Minnesota has required buffer strips on farmland for years, the only state in the country to do so, but the law is often not enforced. Demand for enforcement has risen in recent months, from hunters, anglers, beekeepers and environmentalists worried about precipitous declines in wildlife and rising agricultural pollution in the southern half of the state.

Dayton's proposal, however, would go well beyond the current law, and if it passes it would represent a major shift in environmental policy that environmentalists have wanted for years. Farmers and other land owners are largely immune from water pollution laws related to runoff — the buffer law is one of the very few on the books.

While no details have been worked out, Dayton said that, in general, he wants a rule that would be consistent across all bodies of water — raising the question of whether it would also apply to owners of lake homes and businesses and others who own property along water. Unlike the current law, which is enforced by counties, the governor wants the DNR to take on responsibility for the proposed measure in order to make it consistent. And he said he wants penalties for land owners who don't comply, which would help provide the funds needed for the program.

"Halfhearted measures produce halfhearted outcomes," he said. "Its simplicity is also its strength."

Dayton will appoint a task force to figure out the language, with the goal of signing it into law by the end of the current legislative session, he said.

A 50-foot-wide buffer strip around all the state's major waterways would create about 200 square miles of natural habitat in the most ecologically critical areas. Such natural plantings are considered the first step in protecting water from runoff like soil, nitrogen and phosphorus, which are the most common water pollutants in Minnesota. They would also create corridors that would allow wildlife to move, give them access to water, and improve conditions for fish and other aquatic life as well.

Reaction to the idea

Dayton and others said the proposal would encounter resistance at the Legislature, but on Friday there appeared to be at least some bipartisan support for the idea in principle. Rep. Denny McNamara, R-Hastings, chairman of the Environment and Natural Resources Policy and Finance Committee, said he would favor such a law.

"I'm happy he laid it out in such a way that we could begin a discussion," McNamara said. "But I'd like a program that's flexible."

Conservationists said they were surprised and pleased that Dayton proposed what they described as a bold step.

"It's very significant that the governor has decided to really take a leadership role," said Whitney Clark, executive director of Friends of the Mississippi River, who has advocated for tougher rules for agriculture to protect the state's great rivers. "Agriculture and water has long been a third rail."

Agricultural interests were more muted in their response. Bruce Peterson, a Northfield farmer and president of the Minnesota Corn Growers Association, said in a statement that "we look forward to reviewing Gov.
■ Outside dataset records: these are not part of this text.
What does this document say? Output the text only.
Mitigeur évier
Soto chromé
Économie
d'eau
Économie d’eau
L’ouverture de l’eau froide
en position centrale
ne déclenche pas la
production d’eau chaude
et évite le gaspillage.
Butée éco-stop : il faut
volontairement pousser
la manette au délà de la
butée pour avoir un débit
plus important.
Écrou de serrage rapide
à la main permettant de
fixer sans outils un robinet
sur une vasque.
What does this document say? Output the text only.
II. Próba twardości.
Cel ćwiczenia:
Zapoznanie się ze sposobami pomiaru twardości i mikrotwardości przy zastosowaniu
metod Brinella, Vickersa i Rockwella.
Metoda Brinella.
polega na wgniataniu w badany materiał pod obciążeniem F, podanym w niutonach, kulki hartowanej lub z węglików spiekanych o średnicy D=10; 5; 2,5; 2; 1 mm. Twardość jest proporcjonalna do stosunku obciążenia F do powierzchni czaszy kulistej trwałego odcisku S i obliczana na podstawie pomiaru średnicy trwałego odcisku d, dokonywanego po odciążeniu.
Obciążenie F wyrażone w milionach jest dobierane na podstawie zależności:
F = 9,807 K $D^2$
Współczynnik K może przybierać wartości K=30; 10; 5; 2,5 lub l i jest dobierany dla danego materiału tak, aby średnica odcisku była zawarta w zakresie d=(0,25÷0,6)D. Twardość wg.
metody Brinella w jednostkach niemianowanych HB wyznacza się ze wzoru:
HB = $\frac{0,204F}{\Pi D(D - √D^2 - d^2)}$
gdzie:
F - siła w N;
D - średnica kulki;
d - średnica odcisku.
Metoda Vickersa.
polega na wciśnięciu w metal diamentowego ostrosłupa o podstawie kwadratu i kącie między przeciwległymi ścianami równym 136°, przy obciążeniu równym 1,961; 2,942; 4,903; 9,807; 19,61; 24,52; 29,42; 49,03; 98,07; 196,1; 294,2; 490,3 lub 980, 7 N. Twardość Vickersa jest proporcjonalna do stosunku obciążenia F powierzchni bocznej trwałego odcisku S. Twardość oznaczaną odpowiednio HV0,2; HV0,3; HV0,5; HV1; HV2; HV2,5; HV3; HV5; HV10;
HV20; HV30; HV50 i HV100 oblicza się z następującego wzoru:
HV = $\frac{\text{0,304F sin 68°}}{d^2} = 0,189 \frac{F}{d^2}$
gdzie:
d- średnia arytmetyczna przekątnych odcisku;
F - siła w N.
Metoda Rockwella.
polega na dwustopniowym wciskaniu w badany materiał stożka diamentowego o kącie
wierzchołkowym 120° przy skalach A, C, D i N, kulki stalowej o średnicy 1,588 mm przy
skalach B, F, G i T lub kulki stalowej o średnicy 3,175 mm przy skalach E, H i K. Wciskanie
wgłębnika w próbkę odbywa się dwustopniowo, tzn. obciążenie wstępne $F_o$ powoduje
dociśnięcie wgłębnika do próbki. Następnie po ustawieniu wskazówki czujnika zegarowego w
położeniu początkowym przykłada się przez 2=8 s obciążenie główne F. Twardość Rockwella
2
Dayton's buffer proposal when more details are made available."

Agriculture Commissioner Dave Frederickson has said that farmers and other land owners should be encouraged to protect water quality voluntarily, rather than through regulation. Late on Friday he said that while he continues to believe that the best strategy for farmers is incentive-based, he recognizes that the state's law need to be reformed and simplified. "Today, Governor Dayton took a bold step to begin that process, and I support the governor's efforts," he said.

While conservation groups have complained for years that local governments do not enforce the state's law, which requires a 50-foot buffer along lakes, streams and rivers and a 16-foot buffer along many ditches, the degree of noncompliance became starkly evident last year. The Environmental Working Group, a national conservation nonprofit, published maps showing precisely how much was missing in the southern third of the state. It found that there was wide variability from county to county but that, on average, four-fifths of the cropland that bordered water was missing at least some of the legally required buffers.

The issue became a priority for state wildlife leaders and Dayton in December when they held a pheasant summit to devise plans to stop the dramatic decline in the game bird's numbers. One of the most popular recommendations from the 300 attendees was enforcement of the existing state buffer law.

Still, the governor's proposal, which he laid out in a pointed speech on Friday, was unexpected. DNR Commissioner Tom Landwehr said he became aware of it only recently.